There is no doubt that in their more or less ‘romanticized’ form, all these writings draw their overall inspiration from one and the same ‘current’ of ideas, that their authors either approve or disapprove of these ideas, and in addition that, according to their sympathies or particular prejudices, they attribute without rhyme or reason the origins to Jews, Masons, or still others. Finally, what is essential in all this, and could be said to constitute the element of ‘veracity’, is the assertion that the entire orientation of the modern world conforms to a ‘plan’ established and imposed by some mysterious organization.
Our own thoughts on this subject are well-known, for we have spoken so often of the role of the ‘counter-initiation’ and of its conscious or unconscious agents that we need not emphasize it further [1].

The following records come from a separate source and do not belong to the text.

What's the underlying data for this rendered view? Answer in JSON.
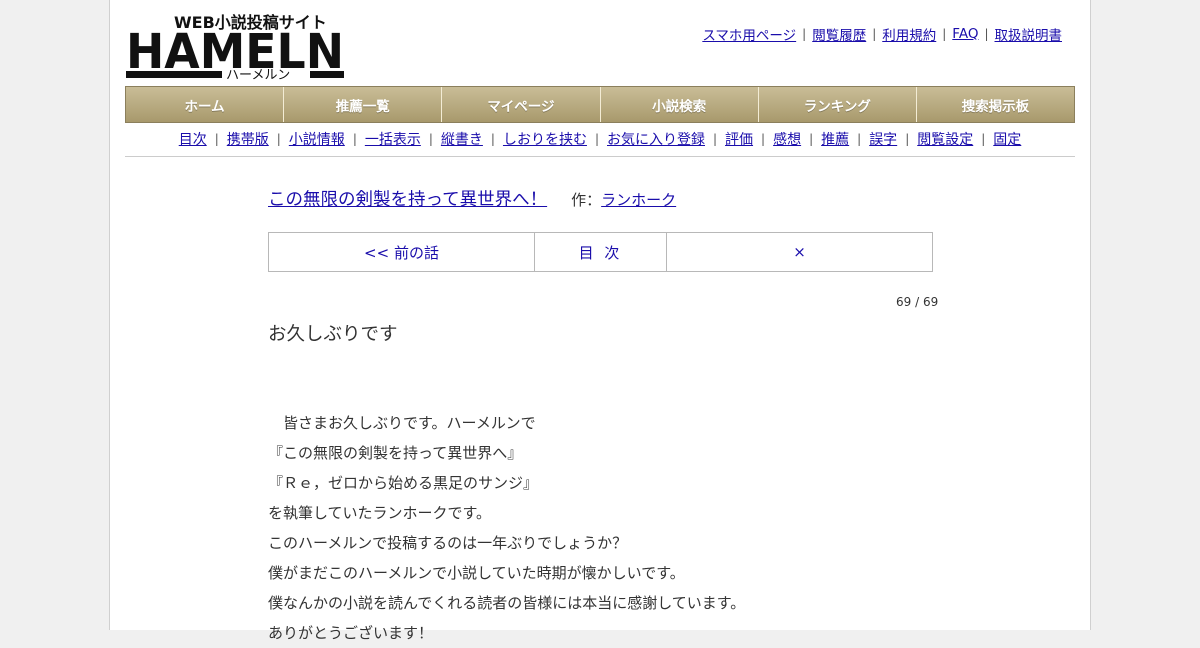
{
  "header": {
    "logo_tagline": "WEB小説投稿サイト",
    "logo_main": "HAMELN",
    "logo_kana": "ハーメルン",
    "links": [
      {
        "label": "スマホ用ページ"
      },
      {
        "label": "閲覧履歴"
      },
      {
        "label": "利用規約"
      },
      {
        "label": "FAQ"
      },
      {
        "label": "取扱説明書"
      }
    ]
  },
  "main_nav": [
    "ホーム",
    "推薦一覧",
    "マイページ",
    "小説検索",
    "ランキング",
    "捜索掲示板"
  ],
  "sub_nav": [
    "目次",
    "携帯版",
    "小説情報",
    "一括表示",
    "縦書き",
    "しおりを挟む",
    "お気に入り登録",
    "評価",
    "感想",
    "推薦",
    "誤字",
    "閲覧設定",
    "固定"
  ],
  "novel": {
    "title": "この無限の剣製を持って異世界へ！",
    "author_label": "作：",
    "author": "ランホーク"
  },
  "pager": {
    "prev": "<< 前の話",
    "toc": "目 次",
    "next": "×"
  },
  "counter": "69 / 69",
  "chapter_title": "お久しぶりです",
  "body_lines": [
    "　皆さまお久しぶりです。ハーメルンで",
    "『この無限の剣製を持って異世界へ』",
    "『Ｒｅ，ゼロから始める黒足のサンジ』",
    "を執筆していたランホークです。",
    "このハーメルンで投稿するのは一年ぶりでしょうか？",
    "僕がまだこのハーメルンで小説していた時期が懐かしいです。",
    "僕なんかの小説を読んでくれる読者の皆様には本当に感謝しています。",
    "ありがとうございます！"
  ],
  "colors": {
    "link": "#1a0dab",
    "nav_bar": "#a8996c",
    "page_bg": "#f0f0f0"
  }
}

In truth, it did not take a ‘prophet’ to notice these things at the time when the Protocols were compiled, probably in 1901, nor even at the time when most of the other above-mentioned works were first published, that is to say around the middle of the nineteenth century. At that time, although these matters were less obvious than they are today, even a little perspicacious observation was already sufficient. But here we must make a remark less than flattering to the intelligence of our contemporaries, that if anyone honestly expresses what he sees and what can logically be inferred therefrom, nobody believes him, or even pays attention. If, on the contrary, he presents the same thing as coming from an eccentric organization, it soon figures as a ‘document’, and as such sets the world in a bustle. How strange is the effect of the superstitions instilled into modern people by the too famous ‘historical method’, superstitions which themselves are definitely among the suggestions necessary for the accomplishment of the ‘plan’ in question! It should be further noted that, according to the fabrications of the Protocols themselves, the organization responsible for inventing and spreading modern ideas in order to achieve world domination is perfectly aware of the falsity of these ideas. This must quite obviously be so, for it knows only too well where it stands in this regard, but then such an undertaking of lies could not in itself be its true and unique goal.

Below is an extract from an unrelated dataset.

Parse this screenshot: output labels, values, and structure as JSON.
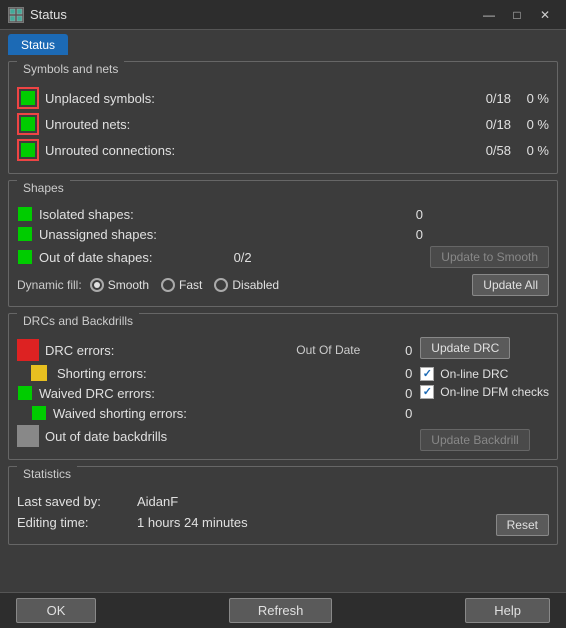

This leads us to consider another point noted by Evola in his introduction and further developed in the November issue of the Vita Italiana in an article signed ‘Arthos’, entitled Transformazioni del ‘Regnum’. Indeed, the Protocols contain not only an exposition of ‘tactics’ directed at the destruction of the traditional world, which is only a negative aspect corresponding to the current phase of events, it also contains the notion of the merely transitory nature of this phase itself, as well as the idea of a subsequent establishment of a supra-national Regnum. This last can be considered a deformation of the idea of the ‘Holy Empire’ and other similar traditional conceptions which, as the author of the article recalls, we ourselves have expounded in The King of the World. In order to explain this, ‘Arthos’ has recourse to deviations, or even real ‘subversions’, undergone by certain elements that at their origin were genuinely traditional but that then survive on their own, as it were, once the ‘spirit’ has left them, and in support of this view he quotes what we recently wrote regarding ‘psychic residues’ [2]. The reflection that can be found elsewhere concerning the successive phases of the modern deviation and the possible constitution of a real ‘counter-tradition’ as its final term – the distorted Regnum being precisely its expression in the social order – will perhaps contribute further to elucidate more completely this aspect of the question which, quite apart from the special case of the Protocols, is certainly not without a certain interest.
_______________
[1] See chs. 29, 36 and 38 of Guénon’s The Reign of Quantity and the Signs of the Times.
[2] See ibid., ch. 27 for an explanation of this phenomenon.